While it is essential that Trump supporters* read “How Democracies Die” (or a book like it), it is worth reading even for those ardent Trump haters who think they already know all they need to know about Trump’s authoritarianism. The authors describe the steps that other successful dictators took on the path from democracy to dictatorship. It will come as no surprise that many, if not all, of those steps are precisely what we frequently see and hear Trump doing and saying. It’s as though he read “Dictatorship for Dummies” or “Democracy to Dictatorship: A Step-by-Step Guide.” In truth, he’s just cut from the same cloth as other dictators. He’s doing what comes naturally.
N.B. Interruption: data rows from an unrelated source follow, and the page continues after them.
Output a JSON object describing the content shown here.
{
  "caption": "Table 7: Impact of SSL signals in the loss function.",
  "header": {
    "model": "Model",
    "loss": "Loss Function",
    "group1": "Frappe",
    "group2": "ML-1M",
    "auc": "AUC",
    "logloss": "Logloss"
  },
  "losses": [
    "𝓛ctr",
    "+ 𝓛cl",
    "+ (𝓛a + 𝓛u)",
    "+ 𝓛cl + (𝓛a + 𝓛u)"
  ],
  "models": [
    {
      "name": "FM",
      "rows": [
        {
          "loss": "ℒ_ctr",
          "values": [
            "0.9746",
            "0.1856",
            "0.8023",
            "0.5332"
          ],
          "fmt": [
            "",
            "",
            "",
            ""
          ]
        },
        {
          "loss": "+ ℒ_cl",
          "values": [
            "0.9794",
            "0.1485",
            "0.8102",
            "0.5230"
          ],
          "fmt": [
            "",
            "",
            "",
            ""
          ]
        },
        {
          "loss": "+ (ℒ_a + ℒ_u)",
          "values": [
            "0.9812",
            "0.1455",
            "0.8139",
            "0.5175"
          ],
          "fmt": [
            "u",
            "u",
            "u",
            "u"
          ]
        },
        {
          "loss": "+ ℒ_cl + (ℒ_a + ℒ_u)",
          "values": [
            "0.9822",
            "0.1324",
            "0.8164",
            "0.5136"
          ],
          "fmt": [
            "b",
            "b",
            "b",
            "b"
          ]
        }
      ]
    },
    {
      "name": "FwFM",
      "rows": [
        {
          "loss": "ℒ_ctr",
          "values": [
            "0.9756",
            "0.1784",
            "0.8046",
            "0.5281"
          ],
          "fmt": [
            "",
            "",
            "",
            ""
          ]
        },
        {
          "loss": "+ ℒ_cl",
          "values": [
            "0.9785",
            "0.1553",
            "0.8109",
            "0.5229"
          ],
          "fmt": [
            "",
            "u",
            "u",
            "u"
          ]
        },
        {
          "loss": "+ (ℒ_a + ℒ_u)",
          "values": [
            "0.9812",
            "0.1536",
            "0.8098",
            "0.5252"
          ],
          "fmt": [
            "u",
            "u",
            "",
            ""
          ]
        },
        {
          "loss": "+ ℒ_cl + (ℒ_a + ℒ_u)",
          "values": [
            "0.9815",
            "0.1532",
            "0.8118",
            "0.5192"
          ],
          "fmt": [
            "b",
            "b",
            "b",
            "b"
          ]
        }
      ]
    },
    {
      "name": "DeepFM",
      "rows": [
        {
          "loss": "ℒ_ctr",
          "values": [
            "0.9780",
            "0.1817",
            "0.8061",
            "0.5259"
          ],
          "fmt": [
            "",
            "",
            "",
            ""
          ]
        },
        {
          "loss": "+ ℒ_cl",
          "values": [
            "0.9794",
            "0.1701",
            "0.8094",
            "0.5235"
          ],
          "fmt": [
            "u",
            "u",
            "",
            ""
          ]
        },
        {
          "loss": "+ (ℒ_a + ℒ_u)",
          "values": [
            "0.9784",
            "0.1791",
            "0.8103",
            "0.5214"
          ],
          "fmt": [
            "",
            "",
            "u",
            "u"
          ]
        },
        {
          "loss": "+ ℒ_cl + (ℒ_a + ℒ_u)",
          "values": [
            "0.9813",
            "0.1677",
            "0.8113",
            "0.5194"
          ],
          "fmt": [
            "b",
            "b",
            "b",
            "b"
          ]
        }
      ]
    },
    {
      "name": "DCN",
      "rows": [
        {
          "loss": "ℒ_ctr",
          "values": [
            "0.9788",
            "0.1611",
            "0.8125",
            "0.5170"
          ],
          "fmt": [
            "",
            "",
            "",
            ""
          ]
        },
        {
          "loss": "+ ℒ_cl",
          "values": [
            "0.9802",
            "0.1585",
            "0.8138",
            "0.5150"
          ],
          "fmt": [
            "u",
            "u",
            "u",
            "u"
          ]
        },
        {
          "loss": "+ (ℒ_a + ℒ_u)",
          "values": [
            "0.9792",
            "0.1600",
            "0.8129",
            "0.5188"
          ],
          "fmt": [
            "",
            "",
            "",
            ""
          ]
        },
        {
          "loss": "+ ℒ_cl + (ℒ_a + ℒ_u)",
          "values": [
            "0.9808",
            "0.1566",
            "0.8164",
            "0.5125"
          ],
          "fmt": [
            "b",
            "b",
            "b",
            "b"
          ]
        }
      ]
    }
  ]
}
*Of course, they are the people least likely to read such a book.
tobie
Leah McElrath has an interesting and alarming read of Brad Parscale’s strategy for Trump in 2020. Parscale is predicting another electoral win, as in electoral college, not in the popular vote. And her thesis seems to be that Trump held rallies in Michigan and Wisconsin in the final weeks of the campaign in 2016 not because he thought he would win the popular vote but because he needed to create the impression of a groundswell of support so that no one would question his victory in the states he needed for the electoral college majority.
msb
Thanks for the link and excerpt. The article captures trump exactly, and the thing that amazes me about people’s reactions to him: how can anyone meeting him or reading about him not know that he’s an obvious, crass and boring con artist? Apart from horror, the main feeling he arouses in me is boredom. This is a really dull guy, after one has seen his shtick once.
OzarkHillbilly
@tobie: They had no strategy to win then and their strategy to win now is to do the exact same thing they did the last time, except they still haven’t figured out how it is they won the first time around. But History’s Greatest Monster ™ isn’t running in 2020 and somehow or other I don’t think incessantly chanting “Lock Her Up” at rallies is going to have the same effect this time around.
Sherparick
@Brachiator: So true. Trump is thirty years of Rush Limbaugh BS concentrated in human form.
Sherparick
@OzarkHillbilly: oh, they figured that out. It’s the white supremacy that give a thrill down leg to at least 35% of the country, that with Trump in WH they have one like them who believes his white skin makes him part of the master race. The other 15% are greedy fucks who just want all the money – see James Baker.
Chris Johnson
@Jim, Foolish Literalist:
You’re not black, Joe.
Next question!
VOR
@Jerzy Russian: Roger Moore’s movie “Farenheit 11/9” blames Gwen Stefani for Trump. She got a raise on “The Voice”, IIRC. He claims Trump starting running as a way to put pressure on NBC to increase his salary for “The Apprentice” to match. Then he got hooked by the adulation of the crowds. Howard Stern has said much the same thing, saying Trump never intended to win, only without the Gwen Stefani theory.
The Lodger
@VOR: I think the surviving Roger Moore would be upset at being credited with a Michael Moore movie.
jc
@Jim, Foolish Literalist: I think Biden is trying to cut into Trump’s base. And it’s true that Trump can’t afford to lose any of his base, but Biden is foolishly tempting *his* base to bail.
Sherparick
@OzarkHillbilly: oh, they figured that out. It’s the white supremacy that give a thrill down leg to at least 35% of the country, that with Trump in WH they have one like them who believes his white skin makes him part of the master race. The other 15% are greedy fucks who just want all the money – see James Baker.